Example Line:
"Stuff to be, together as one item",nextvalue,andanother,andso-on
When using splunk auto header detection and DELIMS="," this blows up and shifts the non-quoted fields back, and gives the values:
Field1: "Stuff to be
Field2: together as one item"
Field3: nextvalue
Field4: andanother
Field5: andso-on
Any way around this other than a massive regex? if if you did make a massive regex (we did actually), how would you make it cope with the following:
LINE1: "Stuff to be, together as one item",nextvalue,andanother,andso-on
LINE2: "Stuff to be, together as one item, and this stuff too, and there might be 10 of them...",nextvalue,andanother,andso-on
If you don't use the auto header detection (and presumably you stopped using this to try your regex solution) then, as far as I can see, CSV with double quoted fields works fine.

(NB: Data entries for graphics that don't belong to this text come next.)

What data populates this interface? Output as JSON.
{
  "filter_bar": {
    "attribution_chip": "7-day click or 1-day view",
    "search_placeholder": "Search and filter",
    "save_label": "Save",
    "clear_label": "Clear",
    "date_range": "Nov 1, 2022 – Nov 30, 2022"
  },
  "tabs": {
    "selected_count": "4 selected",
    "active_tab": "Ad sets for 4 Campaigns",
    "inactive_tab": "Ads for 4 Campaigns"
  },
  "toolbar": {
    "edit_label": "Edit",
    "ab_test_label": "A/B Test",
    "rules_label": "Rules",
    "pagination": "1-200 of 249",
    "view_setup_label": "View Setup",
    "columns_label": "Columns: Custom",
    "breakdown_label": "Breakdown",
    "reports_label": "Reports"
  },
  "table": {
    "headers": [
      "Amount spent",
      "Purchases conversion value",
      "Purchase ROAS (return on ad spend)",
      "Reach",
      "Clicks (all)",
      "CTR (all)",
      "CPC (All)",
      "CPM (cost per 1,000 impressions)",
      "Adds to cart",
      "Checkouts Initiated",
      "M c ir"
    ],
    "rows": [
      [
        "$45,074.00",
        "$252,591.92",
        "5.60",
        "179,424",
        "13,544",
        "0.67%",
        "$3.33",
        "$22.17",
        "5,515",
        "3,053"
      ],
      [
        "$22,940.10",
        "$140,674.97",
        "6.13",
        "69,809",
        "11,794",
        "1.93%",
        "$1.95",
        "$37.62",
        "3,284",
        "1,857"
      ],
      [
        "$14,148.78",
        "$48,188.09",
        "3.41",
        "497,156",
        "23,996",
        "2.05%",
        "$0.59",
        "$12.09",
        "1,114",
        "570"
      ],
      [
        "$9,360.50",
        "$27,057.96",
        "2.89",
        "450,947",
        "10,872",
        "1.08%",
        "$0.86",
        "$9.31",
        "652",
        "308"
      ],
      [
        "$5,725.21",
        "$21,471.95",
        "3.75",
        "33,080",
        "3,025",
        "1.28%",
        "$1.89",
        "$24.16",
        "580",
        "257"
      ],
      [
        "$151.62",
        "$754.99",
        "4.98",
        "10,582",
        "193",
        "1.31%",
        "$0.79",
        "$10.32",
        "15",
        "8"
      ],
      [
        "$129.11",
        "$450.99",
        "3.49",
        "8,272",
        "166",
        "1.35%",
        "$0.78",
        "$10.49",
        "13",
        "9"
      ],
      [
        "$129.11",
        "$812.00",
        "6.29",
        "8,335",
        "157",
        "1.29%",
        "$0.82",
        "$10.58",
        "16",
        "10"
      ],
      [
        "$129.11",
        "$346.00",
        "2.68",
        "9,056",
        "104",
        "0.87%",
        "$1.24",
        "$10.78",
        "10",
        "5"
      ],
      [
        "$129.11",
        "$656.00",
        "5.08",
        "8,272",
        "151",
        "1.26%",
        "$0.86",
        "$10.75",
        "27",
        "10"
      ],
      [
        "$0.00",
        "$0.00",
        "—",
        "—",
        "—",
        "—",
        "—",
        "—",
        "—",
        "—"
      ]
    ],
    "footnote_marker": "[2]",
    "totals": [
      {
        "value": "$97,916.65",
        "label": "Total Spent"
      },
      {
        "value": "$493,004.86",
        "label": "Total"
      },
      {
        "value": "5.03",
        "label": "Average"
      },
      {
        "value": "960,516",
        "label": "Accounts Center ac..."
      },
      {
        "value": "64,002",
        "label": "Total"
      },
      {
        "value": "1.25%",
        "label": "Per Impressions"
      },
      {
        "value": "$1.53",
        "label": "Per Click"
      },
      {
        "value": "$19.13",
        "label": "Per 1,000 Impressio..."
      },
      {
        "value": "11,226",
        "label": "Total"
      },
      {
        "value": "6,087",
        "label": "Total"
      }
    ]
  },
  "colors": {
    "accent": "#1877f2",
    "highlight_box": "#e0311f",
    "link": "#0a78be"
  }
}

I've got a setup that has the following in props.conf:
[source::prelertanomaly]
CHARSET = UTF-8
MAX_TIMESTAMP_LOOKAHEAD = 10
TIME_FORMAT = %s
REPORT-prelert = prelertanomaly
the following in transforms.conf:
[prelertanomaly]
DELIMS = ","
FIELDS = _time, prelertreferencetime, prelertkey, prelertbucketsize, prelertfieldname, prelertfieldvalue, prelertbaselinerate, prelertcurrentrate, prelertbaselinemean, prelertcurrentmean, sparkline, prelertanomalyfactor, prelertprobability, prelertanomalysearchterms, prelertanomalywhereclause, prelertexamples, prelertmetricfield
and it quite happily handles records of this form:
1362673800,1362673800,unixcpu,300,count,count,3.995050,10,3.995050,10.000000,"##__SPARKLINE__##,1,0,0,1,0,0,1,0,0,1,0,0,1,0,0,1,0,0,1,0,0,1,0,0,1,0,0,1,0,0",0.000000,100.000000,,,,
Notice that the sparkline there has lots of commas in it inside the surrounding double quotes, and Splunk doesn't break it up. With my config and the specific event above Splunk extracted these fields:
host=davids-macbook-pro
sourcetype=stash
source=prelertanomaly
prelertanomalyfactor=0.000000
prelertbaselinerate=3.995050
prelertbucketsize=300
prelertcurrentrate=10
prelertfieldname=count
prelertfieldvalue=count
prelertprobability=100.000000
prelertreferencetime=1362673800
sparkline=##__SPARKLINE__##,1,0,0,1,0,0,1,0,0,1,0,0,1,0,0,1,0,0,1,0,0,1,0,0,1,0,0,1,0,0
time=1362673800
prelertkey=unixcpu
prelertcurrentmean=10.000000
prelertbaselinemean=3.995050
This works with Splunk 4.3.2 and 5.0.1 at least.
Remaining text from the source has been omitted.